There are two places we need to read the aux files from the pageserver:

  • On the write path, when the compute node adds an aux file to the pageserver, we will retrieve the key from the storage, append the file to the hashed key, and write it back. The current get API already supports that.
  • We use the vectored get API to retrieve all aux files during generating the basebackup. Because we need to scan a sparse keyspace, we slightly modified the vectored get path. The vectorized API used to always attempt to retrieve every single key within the requested key range, and therefore, we modified it in a way that keys within NON_INHERITED_SPARSE_RANGE will not trigger missing key error. Furthermore, as aux file reads usually need all layer files intersecting with that key range within the branch and cover a big keyspace, it incurs large overhead for tracking keyspaces that have not been read. Therefore, for sparse keyspaces, we do not track ummapped_keyspace.

Compaction and Image Layer Generation

With the add of sparse keyspaces, we also modified the compaction code to accommodate the fact that sparse keyspaces do not have every single key stored in the storage.

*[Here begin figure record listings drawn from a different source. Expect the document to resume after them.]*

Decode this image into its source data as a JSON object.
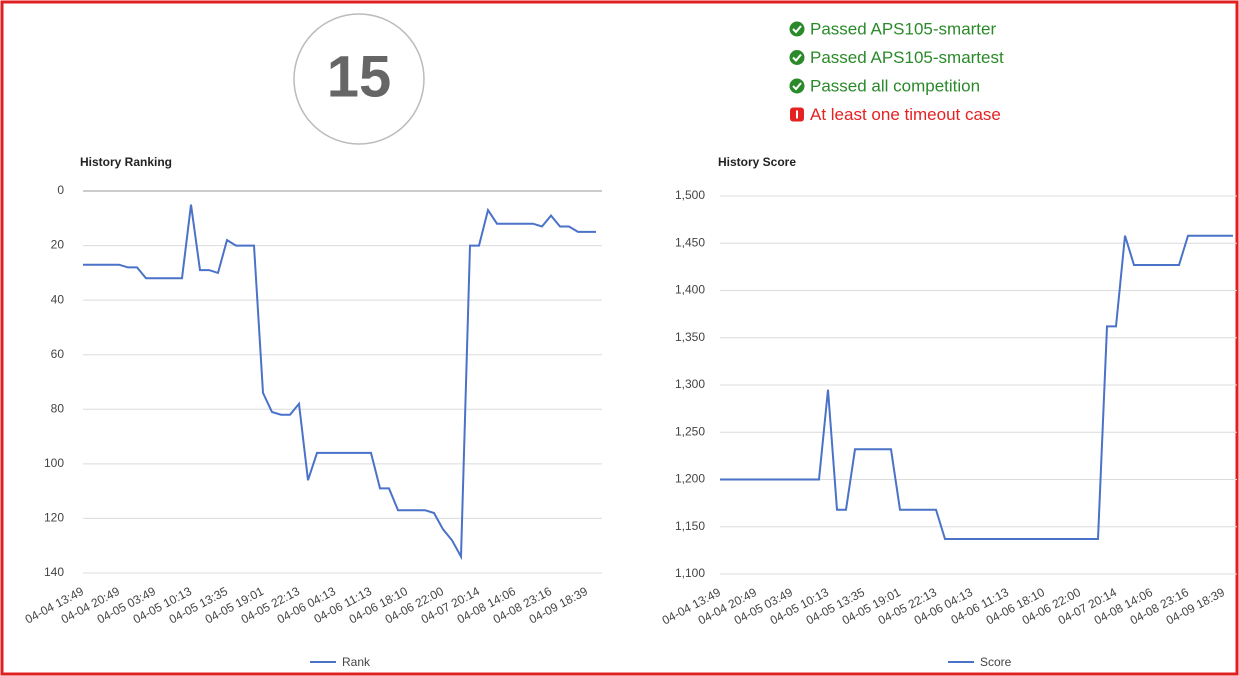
{
  "badge": "15",
  "status": [
    {
      "text": "Passed APS105-smarter",
      "state": "pass"
    },
    {
      "text": "Passed APS105-smartest",
      "state": "pass"
    },
    {
      "text": "Passed all competition",
      "state": "pass"
    },
    {
      "text": "At least one timeout case",
      "state": "fail"
    }
  ],
  "chart_data": [
    {
      "type": "line",
      "title": "History Ranking",
      "reversed": true,
      "grid": true,
      "ylim": [
        0,
        140
      ],
      "yticks": [
        0,
        20,
        40,
        60,
        80,
        100,
        120,
        140
      ],
      "categories": [
        "04-04 13:49",
        null,
        null,
        null,
        "04-04 20:49",
        null,
        null,
        null,
        "04-05 03:49",
        null,
        null,
        null,
        "04-05 10:13",
        null,
        null,
        null,
        "04-05 13:35",
        null,
        null,
        null,
        "04-05 19:01",
        null,
        null,
        null,
        "04-05 22:13",
        null,
        null,
        null,
        "04-06 04:13",
        null,
        null,
        null,
        "04-06 11:13",
        null,
        null,
        null,
        "04-06 18:10",
        null,
        null,
        null,
        "04-06 22:00",
        null,
        null,
        null,
        "04-07 20:14",
        null,
        null,
        null,
        "04-08 14:06",
        null,
        null,
        null,
        "04-08 23:16",
        null,
        null,
        null,
        "04-09 18:39",
        null
      ],
      "series": [
        {
          "name": "Rank",
          "color": "#4a72c8",
          "values": [
            27,
            27,
            27,
            27,
            27,
            28,
            28,
            32,
            32,
            32,
            32,
            32,
            5,
            29,
            29,
            30,
            18,
            20,
            20,
            20,
            74,
            81,
            82,
            82,
            78,
            106,
            96,
            96,
            96,
            96,
            96,
            96,
            96,
            109,
            109,
            117,
            117,
            117,
            117,
            118,
            124,
            128,
            134,
            20,
            20,
            7,
            12,
            12,
            12,
            12,
            12,
            13,
            9,
            13,
            13,
            15,
            15,
            15
          ]
        }
      ]
    },
    {
      "type": "line",
      "title": "History Score",
      "reversed": false,
      "grid": true,
      "ylim": [
        1100,
        1500
      ],
      "yticks": [
        {
          "value": 1100,
          "label": "1,100"
        },
        {
          "value": 1150,
          "label": "1,150"
        },
        {
          "value": 1200,
          "label": "1,200"
        },
        {
          "value": 1250,
          "label": "1,250"
        },
        {
          "value": 1300,
          "label": "1,300"
        },
        {
          "value": 1350,
          "label": "1,350"
        },
        {
          "value": 1400,
          "label": "1,400"
        },
        {
          "value": 1450,
          "label": "1,450"
        },
        {
          "value": 1500,
          "label": "1,500"
        }
      ],
      "categories": [
        "04-04 13:49",
        null,
        null,
        null,
        "04-04 20:49",
        null,
        null,
        null,
        "04-05 03:49",
        null,
        null,
        null,
        "04-05 10:13",
        null,
        null,
        null,
        "04-05 13:35",
        null,
        null,
        null,
        "04-05 19:01",
        null,
        null,
        null,
        "04-05 22:13",
        null,
        null,
        null,
        "04-06 04:13",
        null,
        null,
        null,
        "04-06 11:13",
        null,
        null,
        null,
        "04-06 18:10",
        null,
        null,
        null,
        "04-06 22:00",
        null,
        null,
        null,
        "04-07 20:14",
        null,
        null,
        null,
        "04-08 14:06",
        null,
        null,
        null,
        "04-08 23:16",
        null,
        null,
        null,
        "04-09 18:39",
        null
      ],
      "series": [
        {
          "name": "Score",
          "color": "#4a72c8",
          "values": [
            1200,
            1200,
            1200,
            1200,
            1200,
            1200,
            1200,
            1200,
            1200,
            1200,
            1200,
            1200,
            1295,
            1168,
            1168,
            1232,
            1232,
            1232,
            1232,
            1232,
            1168,
            1168,
            1168,
            1168,
            1168,
            1137,
            1137,
            1137,
            1137,
            1137,
            1137,
            1137,
            1137,
            1137,
            1137,
            1137,
            1137,
            1137,
            1137,
            1137,
            1137,
            1137,
            1137,
            1362,
            1362,
            1458,
            1427,
            1427,
            1427,
            1427,
            1427,
            1427,
            1458,
            1458,
            1458,
            1458,
            1458,
            1458
          ]
        }
      ]
    }
  ]
}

  • L0 compaction: we modified the hole computation code so that it can handle sparse keyspaces when computing holes.
  • Image layer creation: instead of calling key.next() and getting/reconstructing images for every single key, we use the vectored get API to scan all keys in the keyspace at a given LSN. Image layers are only created if there are too many delta layers between the latest LSN and the last image layer we generated for sparse keyspaces. The created image layer always cover the full aux key range for now, and could be optimized later.

Migration

We decided not to make the new aux storage strategy (v1) compatible with the original one (v1). One feasible way of doing a seamless migration is to store new data in aux v2 while old data in aux v1, but this complicates file deletions. We want all users to start with a clean state with no aux files in the storage, and therefore, we need to do manual migrations for users using aux v1 by using the migration script.

During the period of migration, we store the aux policy in the index_part.json file. When a tenant is attached with no policy set, the pageserver will scan the aux file keyspaces to identify the current aux policy being used (v1 or v2).

If a timeline has aux v1 files stored, it will use aux file policy v1 unless we do a manual migration for them. Otherwise, the default aux file policy for new timelines is aux v2. Users enrolled in logical replication before we set aux v2 as default use aux v1 policy. Users who tried setting up inbound replication (which was not supported at that time) may also create some file entries in aux v1 store, even if they did not enroll in the logical replication testing program.

The code for aux v2 migration is in https://github.com/neondatabase/aux_v2_migration. The toolkit scans all projects with logical replication enabled. For all these projects, it put the computes into maintenance mode (suspend all of then), call the migration API to switch the aux file policy on the pageserver (which drops all replication states), and restart all the computes.